Directed by: Ridley Scott
Premise: Based on historical events. In fourteenth century France, a noble woman (Jodie Comer) is sexually assaulted by knight Jacques Le Gris (Adam Driver). Her husband (Matt Damon) challenges Le Gris to a duel to the death.
What Works: Ridley Scott’s filmography includes an impressive subset of sword and shield films including Gladiator and Kingdom of Heaven. Those movies are some of Scott’s best work and they are distinguished by their fierce action and detailed production design. Those qualities are also found in The Last Duel. The film recreates medieval Europe with an unsparing sense of the difficulty and brutality of life at that time. That’s certainly true of the film’s violence but the grit and harshness is found in virtually every aspect of the story world from the cold castle chambers to the farmland. The Last Duel also adds details we haven’t regularly seen in these kinds of period pieces. A lot of stories about knights focus on ideals like honor and duty but The Last Duel takes an economic approach; the conflicts and relationships of this story are tied to money and politics. This emphasis gives The Last Duel a unique and contemporary edge. The film also has an impressive narrative structure. It essentially tells the story three times, with each iteration playing out from a different character’s perspective. But The Last Duel never gets repetitive because the filmmakers focus on the key moments of each version. As a result, The Last Duel possesses perspicuity while also containing lots of nuance in its characters and depth in its themes. The film also has several great performances. The film is led by Matt Damon and Jodie Comer as Jean and Marguerite de Carrouges and Adam Driver as Jacques Le Gris. The actors approach each iteration of the story with subtle adjustments to their performances and the filmmakers capitalize on those nuances. The film also includes impressive supporting performances by Harriet Walter as Nicole de Carrouges, the mother of Damon’s character, and Ben Affleck as Count Pierre d’Alençon. In very different ways, both Walter and Affleck give their scenes some unique color and their characters add to the sense of corruption.

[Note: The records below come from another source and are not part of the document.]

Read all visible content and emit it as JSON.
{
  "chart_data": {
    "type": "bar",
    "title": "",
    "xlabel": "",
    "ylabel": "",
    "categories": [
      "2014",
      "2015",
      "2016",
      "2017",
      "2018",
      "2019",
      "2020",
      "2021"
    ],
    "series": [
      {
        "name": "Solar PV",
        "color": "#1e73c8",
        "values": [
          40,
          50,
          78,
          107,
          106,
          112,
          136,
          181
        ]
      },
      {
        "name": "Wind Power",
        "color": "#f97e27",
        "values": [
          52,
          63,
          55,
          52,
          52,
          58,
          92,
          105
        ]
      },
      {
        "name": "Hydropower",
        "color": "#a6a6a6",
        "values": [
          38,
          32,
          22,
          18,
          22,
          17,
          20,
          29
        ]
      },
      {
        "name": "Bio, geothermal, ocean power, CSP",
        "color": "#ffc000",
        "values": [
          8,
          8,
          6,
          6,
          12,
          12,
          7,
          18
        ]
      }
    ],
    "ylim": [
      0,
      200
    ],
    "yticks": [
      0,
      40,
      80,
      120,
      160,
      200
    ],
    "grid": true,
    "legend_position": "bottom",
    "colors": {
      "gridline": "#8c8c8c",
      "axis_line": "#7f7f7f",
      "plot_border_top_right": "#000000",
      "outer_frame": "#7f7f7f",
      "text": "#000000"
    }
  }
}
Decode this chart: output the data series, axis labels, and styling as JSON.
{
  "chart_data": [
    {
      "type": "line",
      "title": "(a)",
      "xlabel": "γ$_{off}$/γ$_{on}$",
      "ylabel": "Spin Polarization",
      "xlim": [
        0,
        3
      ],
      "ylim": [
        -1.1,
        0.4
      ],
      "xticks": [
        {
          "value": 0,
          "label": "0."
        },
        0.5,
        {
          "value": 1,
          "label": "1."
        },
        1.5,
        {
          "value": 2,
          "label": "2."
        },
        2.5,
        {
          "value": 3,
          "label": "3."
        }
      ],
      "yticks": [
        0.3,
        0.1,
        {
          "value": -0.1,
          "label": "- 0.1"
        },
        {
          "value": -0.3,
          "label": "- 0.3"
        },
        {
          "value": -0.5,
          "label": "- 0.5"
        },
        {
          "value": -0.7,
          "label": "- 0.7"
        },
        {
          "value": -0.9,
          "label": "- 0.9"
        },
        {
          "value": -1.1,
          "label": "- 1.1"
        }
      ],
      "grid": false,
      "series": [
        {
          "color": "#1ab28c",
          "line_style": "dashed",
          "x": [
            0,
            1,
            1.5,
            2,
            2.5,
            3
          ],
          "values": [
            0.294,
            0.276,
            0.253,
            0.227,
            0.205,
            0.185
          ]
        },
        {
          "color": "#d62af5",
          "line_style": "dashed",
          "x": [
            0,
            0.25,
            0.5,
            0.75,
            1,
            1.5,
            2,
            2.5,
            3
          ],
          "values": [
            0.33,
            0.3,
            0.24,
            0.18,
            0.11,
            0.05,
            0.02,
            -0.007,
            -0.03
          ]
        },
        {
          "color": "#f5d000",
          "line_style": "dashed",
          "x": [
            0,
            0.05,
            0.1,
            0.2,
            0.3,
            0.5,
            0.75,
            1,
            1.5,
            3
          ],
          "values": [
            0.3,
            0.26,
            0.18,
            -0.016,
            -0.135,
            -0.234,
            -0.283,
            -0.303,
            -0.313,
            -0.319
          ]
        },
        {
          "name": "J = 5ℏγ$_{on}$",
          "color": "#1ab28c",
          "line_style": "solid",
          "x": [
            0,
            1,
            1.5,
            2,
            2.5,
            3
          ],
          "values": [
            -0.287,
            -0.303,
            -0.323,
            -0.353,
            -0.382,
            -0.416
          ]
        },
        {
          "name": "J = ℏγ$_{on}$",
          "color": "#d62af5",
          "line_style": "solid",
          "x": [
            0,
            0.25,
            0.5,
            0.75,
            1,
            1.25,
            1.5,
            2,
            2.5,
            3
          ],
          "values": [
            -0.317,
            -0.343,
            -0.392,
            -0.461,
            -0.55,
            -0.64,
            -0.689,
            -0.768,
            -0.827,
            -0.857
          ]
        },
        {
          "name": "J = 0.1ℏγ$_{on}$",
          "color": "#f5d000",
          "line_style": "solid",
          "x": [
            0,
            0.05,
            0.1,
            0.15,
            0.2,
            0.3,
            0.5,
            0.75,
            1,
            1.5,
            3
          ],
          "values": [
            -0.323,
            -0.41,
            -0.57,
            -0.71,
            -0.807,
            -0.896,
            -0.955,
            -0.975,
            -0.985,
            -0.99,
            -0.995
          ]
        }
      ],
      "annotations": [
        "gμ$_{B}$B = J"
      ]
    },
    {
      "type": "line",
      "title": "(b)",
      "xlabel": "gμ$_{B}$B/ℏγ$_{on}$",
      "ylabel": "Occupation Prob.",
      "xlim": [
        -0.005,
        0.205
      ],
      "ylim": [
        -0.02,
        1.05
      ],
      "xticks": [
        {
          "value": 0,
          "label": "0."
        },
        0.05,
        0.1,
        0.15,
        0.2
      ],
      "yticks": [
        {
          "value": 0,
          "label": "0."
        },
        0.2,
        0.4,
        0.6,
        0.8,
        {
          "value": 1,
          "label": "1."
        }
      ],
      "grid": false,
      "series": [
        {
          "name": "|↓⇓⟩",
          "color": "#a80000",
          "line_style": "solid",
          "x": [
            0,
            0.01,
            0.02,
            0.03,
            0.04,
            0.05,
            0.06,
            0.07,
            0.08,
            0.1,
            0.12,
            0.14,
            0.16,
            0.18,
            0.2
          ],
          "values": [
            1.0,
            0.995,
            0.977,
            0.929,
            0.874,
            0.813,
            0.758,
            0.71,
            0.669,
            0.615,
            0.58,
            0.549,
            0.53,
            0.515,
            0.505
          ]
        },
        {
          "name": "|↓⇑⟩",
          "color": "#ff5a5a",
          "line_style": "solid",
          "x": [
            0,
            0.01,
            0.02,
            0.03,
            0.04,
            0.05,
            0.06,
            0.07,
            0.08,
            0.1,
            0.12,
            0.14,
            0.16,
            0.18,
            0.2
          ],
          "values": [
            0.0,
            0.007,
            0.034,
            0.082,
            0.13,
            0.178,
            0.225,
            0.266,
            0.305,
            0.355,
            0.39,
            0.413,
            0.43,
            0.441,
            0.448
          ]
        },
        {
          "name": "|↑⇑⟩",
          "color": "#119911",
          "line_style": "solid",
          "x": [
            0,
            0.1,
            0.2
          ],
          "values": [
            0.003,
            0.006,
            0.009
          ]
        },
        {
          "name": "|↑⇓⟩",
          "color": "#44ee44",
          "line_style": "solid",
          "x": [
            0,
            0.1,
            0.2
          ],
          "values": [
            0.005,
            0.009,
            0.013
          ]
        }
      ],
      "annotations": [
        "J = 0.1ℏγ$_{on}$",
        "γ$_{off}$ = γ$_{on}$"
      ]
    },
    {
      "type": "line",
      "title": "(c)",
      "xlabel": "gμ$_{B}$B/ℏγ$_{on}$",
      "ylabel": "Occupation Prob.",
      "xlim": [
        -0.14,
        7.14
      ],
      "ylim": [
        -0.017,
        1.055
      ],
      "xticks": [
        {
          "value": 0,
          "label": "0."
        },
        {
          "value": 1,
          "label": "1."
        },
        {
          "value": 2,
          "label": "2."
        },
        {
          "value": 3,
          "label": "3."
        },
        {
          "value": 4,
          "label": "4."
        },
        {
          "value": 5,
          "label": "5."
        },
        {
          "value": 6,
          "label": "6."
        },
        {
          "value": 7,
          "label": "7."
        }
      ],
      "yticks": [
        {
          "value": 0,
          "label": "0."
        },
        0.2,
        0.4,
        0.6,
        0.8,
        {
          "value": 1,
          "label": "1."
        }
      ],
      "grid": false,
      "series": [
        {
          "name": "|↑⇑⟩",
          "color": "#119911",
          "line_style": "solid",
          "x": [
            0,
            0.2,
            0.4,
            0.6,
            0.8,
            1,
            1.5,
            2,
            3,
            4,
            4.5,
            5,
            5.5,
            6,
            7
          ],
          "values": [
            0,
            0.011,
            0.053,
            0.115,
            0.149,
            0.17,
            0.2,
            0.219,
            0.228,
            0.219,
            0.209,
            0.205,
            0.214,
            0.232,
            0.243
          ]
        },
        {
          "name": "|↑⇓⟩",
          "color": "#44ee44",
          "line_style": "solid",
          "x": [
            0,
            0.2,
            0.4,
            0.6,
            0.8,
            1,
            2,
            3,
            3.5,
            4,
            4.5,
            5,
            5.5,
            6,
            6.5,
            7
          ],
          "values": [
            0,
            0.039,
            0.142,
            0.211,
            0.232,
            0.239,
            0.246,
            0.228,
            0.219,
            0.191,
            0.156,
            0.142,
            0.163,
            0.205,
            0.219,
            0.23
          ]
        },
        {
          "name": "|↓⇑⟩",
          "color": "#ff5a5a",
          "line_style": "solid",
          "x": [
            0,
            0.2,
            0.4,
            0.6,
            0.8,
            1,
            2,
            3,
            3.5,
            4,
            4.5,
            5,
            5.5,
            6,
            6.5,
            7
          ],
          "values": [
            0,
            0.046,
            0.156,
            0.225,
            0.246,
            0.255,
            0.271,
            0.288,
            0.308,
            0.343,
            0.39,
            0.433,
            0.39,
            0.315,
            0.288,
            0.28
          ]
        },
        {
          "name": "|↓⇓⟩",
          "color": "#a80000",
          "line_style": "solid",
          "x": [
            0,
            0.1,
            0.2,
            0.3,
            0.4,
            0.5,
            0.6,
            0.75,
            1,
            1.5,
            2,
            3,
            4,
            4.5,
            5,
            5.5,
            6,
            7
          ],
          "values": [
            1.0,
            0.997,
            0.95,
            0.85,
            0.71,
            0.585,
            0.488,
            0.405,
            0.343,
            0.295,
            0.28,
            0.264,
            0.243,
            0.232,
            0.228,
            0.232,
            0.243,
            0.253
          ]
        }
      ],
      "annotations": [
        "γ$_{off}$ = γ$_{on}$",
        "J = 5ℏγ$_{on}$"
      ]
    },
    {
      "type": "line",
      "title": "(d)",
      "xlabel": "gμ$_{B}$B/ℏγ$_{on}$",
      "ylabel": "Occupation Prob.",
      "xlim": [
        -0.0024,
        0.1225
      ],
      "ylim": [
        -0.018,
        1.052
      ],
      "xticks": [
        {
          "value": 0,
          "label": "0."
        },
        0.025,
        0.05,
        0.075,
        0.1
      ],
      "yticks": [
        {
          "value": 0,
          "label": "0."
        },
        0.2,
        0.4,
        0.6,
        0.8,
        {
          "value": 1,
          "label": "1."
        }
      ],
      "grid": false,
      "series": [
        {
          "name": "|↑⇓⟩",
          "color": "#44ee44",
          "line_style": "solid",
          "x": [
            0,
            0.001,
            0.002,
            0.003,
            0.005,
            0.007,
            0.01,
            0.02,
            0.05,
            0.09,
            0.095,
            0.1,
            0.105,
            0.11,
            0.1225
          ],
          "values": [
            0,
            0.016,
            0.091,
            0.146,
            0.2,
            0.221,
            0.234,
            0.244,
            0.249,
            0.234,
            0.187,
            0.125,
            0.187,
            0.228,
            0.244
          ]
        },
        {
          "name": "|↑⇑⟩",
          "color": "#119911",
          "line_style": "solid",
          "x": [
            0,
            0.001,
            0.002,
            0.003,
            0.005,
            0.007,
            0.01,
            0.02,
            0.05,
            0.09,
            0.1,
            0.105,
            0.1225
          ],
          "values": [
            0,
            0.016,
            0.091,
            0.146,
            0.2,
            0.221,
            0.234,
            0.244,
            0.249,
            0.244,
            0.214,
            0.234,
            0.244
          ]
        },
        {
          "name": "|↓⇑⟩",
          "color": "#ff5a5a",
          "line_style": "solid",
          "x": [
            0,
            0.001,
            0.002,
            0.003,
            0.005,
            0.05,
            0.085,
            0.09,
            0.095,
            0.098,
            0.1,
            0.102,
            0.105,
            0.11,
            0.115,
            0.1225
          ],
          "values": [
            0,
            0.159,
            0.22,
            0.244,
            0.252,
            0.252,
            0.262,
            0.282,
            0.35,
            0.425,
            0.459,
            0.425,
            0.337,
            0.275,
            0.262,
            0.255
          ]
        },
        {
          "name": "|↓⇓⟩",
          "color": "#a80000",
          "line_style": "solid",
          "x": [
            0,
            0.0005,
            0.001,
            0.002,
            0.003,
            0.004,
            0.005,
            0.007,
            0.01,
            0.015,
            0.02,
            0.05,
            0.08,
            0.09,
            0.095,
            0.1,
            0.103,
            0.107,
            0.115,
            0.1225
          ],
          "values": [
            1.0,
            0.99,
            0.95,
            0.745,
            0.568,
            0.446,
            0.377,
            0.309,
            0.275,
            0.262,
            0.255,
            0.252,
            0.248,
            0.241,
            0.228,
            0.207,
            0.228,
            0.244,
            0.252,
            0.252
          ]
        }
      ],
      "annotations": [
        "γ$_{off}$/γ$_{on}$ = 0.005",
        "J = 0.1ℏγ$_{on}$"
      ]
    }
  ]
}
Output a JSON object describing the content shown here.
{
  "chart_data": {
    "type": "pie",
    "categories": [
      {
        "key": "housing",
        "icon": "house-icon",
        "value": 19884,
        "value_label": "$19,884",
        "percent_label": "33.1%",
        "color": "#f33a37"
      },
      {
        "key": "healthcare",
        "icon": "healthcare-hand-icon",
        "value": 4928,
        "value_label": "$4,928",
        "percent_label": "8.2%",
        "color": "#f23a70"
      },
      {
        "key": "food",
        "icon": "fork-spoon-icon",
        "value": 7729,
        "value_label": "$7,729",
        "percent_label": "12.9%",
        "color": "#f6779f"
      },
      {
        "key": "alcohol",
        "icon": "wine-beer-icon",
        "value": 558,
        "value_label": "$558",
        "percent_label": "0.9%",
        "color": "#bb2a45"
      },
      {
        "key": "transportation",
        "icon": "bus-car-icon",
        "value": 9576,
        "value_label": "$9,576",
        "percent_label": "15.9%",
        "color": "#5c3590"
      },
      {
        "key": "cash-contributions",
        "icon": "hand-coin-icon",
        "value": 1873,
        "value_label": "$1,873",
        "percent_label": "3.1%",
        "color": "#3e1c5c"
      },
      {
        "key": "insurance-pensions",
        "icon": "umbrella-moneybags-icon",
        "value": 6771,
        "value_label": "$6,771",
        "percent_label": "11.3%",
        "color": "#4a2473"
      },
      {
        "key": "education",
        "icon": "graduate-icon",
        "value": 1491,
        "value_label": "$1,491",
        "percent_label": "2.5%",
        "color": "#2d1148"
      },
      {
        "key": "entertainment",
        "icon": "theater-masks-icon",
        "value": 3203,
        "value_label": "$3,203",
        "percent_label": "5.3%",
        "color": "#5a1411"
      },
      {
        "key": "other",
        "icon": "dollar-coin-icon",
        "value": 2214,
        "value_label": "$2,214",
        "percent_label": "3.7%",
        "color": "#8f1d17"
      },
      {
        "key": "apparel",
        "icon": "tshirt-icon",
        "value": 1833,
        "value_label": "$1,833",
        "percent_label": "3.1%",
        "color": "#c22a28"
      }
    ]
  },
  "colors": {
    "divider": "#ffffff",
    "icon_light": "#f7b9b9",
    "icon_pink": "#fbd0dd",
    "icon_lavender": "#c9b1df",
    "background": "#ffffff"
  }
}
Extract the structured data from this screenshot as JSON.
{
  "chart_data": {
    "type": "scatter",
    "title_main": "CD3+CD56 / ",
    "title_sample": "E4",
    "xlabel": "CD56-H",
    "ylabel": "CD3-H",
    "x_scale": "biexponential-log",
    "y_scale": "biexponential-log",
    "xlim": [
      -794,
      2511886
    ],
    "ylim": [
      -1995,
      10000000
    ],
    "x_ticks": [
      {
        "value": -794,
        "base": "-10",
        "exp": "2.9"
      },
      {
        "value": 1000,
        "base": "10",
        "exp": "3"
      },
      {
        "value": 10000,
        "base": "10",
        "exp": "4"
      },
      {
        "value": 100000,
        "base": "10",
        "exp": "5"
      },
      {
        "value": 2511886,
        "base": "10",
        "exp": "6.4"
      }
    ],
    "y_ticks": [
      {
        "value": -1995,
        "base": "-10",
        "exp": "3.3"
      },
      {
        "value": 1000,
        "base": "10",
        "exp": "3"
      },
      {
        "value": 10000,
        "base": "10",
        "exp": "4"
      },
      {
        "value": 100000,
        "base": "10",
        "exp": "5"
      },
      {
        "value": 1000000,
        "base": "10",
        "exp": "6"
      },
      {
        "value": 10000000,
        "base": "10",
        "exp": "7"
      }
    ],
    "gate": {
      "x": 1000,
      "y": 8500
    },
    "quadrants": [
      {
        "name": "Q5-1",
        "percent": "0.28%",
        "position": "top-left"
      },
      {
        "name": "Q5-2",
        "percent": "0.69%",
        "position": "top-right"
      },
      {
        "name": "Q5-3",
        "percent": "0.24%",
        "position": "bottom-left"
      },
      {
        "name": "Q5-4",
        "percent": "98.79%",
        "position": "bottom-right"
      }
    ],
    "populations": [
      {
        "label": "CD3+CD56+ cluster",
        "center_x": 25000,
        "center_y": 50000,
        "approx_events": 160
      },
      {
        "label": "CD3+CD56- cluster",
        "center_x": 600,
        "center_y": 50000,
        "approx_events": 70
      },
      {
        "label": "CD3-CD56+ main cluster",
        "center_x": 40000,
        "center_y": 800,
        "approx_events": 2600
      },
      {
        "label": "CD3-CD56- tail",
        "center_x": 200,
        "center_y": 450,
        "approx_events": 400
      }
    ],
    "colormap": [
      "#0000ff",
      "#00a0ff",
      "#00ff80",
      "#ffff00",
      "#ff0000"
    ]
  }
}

What Doesn’t: As the premise may suggest, The Last Duel is at times difficult to watch. In telling its story from multiple vantage points, the film also revisits the sexual assault. It’s never exploitative but this is a brutal film. The one odd quality about The Last Duel is its accents. It’s not unusual for actors in French-set English-language dramas to use a British accent but the actors of The Last Duel speak with a mix of American and British inflections. The inconsistency is never enough to destroy the illusion but it is an odd choice.
Bottom Line: The Last Duel manages to be both gritty and thoughtful. It’s a brutal and at times unpleasant film but it’s also a gripping and complicated story with some great performances.